Paradoxalement, les fonctionnaires conservateurs russes, en s’opposant

eux-mêmes (et l’État qu’ils représentaient) au monde musulman, qui,

du fait de la dimension externe de la menace panislamique, est alors

placé sur l’échiquier mondial, se voyaient, en dépit de leur conservatisme,

en missionnaires de la civilisation européenne et disaient

s’inspirer des idéaux de la « culture-avenir », assimilant au contraire le

nationalisme musulman à la « culture-passé ».

Cela signifiait, entre autres, qu’une véritable « communion »

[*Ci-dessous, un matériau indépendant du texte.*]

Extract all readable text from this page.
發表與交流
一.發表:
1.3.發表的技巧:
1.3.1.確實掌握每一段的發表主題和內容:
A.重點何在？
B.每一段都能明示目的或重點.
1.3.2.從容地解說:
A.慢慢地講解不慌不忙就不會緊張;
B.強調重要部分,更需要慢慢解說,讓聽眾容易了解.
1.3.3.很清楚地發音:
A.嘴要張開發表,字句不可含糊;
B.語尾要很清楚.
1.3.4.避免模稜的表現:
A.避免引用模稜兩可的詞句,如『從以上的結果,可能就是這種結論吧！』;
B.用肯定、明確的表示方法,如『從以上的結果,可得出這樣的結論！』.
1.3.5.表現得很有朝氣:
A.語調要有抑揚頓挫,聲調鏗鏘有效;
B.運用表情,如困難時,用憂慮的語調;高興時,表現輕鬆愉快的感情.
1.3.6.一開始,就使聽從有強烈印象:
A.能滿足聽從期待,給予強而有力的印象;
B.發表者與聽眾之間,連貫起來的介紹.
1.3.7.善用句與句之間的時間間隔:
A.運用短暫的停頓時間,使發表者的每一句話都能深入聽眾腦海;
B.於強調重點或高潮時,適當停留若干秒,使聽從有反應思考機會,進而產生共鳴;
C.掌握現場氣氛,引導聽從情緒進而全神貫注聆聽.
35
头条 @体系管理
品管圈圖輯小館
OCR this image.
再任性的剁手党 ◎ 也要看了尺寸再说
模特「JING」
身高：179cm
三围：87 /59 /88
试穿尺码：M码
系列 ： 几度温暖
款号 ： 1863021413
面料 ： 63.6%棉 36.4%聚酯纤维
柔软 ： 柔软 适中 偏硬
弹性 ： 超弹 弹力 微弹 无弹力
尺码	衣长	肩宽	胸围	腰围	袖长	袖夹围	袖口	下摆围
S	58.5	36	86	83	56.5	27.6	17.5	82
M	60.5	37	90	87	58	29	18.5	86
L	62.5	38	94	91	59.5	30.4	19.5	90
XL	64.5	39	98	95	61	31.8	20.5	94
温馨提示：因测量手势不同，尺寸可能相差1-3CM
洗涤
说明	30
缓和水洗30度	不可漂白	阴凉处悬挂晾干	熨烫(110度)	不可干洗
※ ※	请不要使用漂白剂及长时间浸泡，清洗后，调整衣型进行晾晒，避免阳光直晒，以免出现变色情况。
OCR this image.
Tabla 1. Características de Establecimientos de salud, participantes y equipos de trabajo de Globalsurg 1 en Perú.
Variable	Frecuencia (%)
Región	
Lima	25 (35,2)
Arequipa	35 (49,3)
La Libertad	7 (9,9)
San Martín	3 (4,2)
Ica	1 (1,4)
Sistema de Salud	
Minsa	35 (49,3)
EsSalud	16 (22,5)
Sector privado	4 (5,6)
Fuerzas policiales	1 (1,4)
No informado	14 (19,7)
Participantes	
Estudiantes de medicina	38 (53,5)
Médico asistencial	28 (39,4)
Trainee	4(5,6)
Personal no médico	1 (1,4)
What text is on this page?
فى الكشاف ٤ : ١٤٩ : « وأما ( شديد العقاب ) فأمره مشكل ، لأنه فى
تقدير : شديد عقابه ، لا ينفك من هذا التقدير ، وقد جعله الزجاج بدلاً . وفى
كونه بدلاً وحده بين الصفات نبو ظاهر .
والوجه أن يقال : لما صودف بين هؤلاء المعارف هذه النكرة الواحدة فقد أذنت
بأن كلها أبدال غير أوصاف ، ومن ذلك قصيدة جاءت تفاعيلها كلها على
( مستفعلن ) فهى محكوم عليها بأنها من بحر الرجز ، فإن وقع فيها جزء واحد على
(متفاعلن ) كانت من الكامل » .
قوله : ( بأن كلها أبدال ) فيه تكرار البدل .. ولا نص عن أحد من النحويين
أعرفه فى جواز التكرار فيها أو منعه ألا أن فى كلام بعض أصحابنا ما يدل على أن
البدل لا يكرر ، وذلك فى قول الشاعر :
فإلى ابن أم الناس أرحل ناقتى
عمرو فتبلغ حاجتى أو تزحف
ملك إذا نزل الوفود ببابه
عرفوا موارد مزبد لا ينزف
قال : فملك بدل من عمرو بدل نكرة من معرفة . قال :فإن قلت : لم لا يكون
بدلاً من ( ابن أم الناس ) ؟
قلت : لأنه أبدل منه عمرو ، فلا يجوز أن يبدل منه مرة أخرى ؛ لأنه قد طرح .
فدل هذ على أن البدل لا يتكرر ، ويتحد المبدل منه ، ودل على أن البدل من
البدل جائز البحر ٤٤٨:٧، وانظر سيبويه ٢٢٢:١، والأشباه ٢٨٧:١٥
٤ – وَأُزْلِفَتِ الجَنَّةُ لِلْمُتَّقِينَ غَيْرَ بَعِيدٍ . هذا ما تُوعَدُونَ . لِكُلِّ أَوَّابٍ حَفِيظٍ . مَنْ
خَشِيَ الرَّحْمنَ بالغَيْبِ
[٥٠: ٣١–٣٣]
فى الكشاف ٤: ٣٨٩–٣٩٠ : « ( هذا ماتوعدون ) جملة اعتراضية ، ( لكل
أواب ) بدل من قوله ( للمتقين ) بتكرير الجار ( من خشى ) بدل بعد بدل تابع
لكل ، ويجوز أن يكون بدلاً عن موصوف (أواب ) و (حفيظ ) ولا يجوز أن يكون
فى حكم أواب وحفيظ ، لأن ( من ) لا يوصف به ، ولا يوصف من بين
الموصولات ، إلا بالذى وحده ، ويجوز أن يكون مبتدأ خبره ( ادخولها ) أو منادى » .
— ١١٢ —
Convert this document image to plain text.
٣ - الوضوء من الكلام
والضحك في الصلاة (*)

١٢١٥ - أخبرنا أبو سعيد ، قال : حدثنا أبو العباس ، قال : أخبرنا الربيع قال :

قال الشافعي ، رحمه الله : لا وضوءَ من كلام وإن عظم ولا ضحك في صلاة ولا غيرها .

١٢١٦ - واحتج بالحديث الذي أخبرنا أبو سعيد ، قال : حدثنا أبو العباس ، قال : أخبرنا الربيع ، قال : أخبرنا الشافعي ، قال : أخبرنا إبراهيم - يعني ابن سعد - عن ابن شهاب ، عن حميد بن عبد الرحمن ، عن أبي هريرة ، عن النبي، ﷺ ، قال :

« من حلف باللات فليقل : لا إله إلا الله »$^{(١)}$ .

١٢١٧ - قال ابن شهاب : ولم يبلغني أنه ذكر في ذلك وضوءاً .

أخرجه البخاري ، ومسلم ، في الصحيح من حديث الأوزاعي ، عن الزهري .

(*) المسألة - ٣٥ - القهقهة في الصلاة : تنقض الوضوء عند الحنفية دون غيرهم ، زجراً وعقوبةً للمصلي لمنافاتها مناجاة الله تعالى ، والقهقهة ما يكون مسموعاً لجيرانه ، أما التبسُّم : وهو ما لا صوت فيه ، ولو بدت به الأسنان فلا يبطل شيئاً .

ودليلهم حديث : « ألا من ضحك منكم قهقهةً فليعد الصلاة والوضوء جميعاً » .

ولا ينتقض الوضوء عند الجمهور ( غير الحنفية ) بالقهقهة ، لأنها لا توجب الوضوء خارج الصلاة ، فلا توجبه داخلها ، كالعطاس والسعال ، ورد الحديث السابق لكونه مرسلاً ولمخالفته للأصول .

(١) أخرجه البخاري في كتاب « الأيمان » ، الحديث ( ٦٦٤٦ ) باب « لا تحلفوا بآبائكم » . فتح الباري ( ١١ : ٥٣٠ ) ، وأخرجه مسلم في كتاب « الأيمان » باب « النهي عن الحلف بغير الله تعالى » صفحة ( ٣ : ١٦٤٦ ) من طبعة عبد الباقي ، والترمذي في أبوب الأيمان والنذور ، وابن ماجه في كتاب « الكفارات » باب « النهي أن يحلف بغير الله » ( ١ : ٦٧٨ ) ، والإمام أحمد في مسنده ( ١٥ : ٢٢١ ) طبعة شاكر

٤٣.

musulmane avec la culture russe n’était absolument pas possible et que

donner aux musulmans une éducation « à l’européenne » était potentiellement

dangereux ; la connaissance même de la langue russe pouvait

« favoriser la pénétration des idées révolutionnaires dans les esprits

musulmans 46 ». La contradiction de la politique musulmane russe de

l’époque, d’une volonté d’instruire les populations musulmanes à une

« non-ingérence » — ou à l’absence d’action constructive — avec la

préférence accordée aux milieux conservateurs musulmans, s’explique

en fin de compte par les contradictions mêmes du système de référence

des fonctionnaires ordinaires : une culture nationale (et donc la

« culture musulmane »), par sa nature, est vouée à rester spécifique,

« propre et pure » (elle ne se transforme pas en profondeur), et les

éléments de progrès venus de l’extérieur ne font donc qu’exacerber le

potentiel délétère propre à la culture musulmane. Pris entre la

résistance aux « éléments progressistes » à l’intérieur du pays et son

propre attachement au progrès à l’échelle européenne, le fonctionnaire

russe ne pouvait que mettre en doute la loyauté des djadids quant à leur

désir de « rapprochement » avec les Russes. D’autres facteurs, en

provenance de la partie musulmane, contribuaient d’ailleurs à rendre la

situation encore plus inextricable.

Le « panislamisme » (tel qu’il était imaginé par les fonctionnaires)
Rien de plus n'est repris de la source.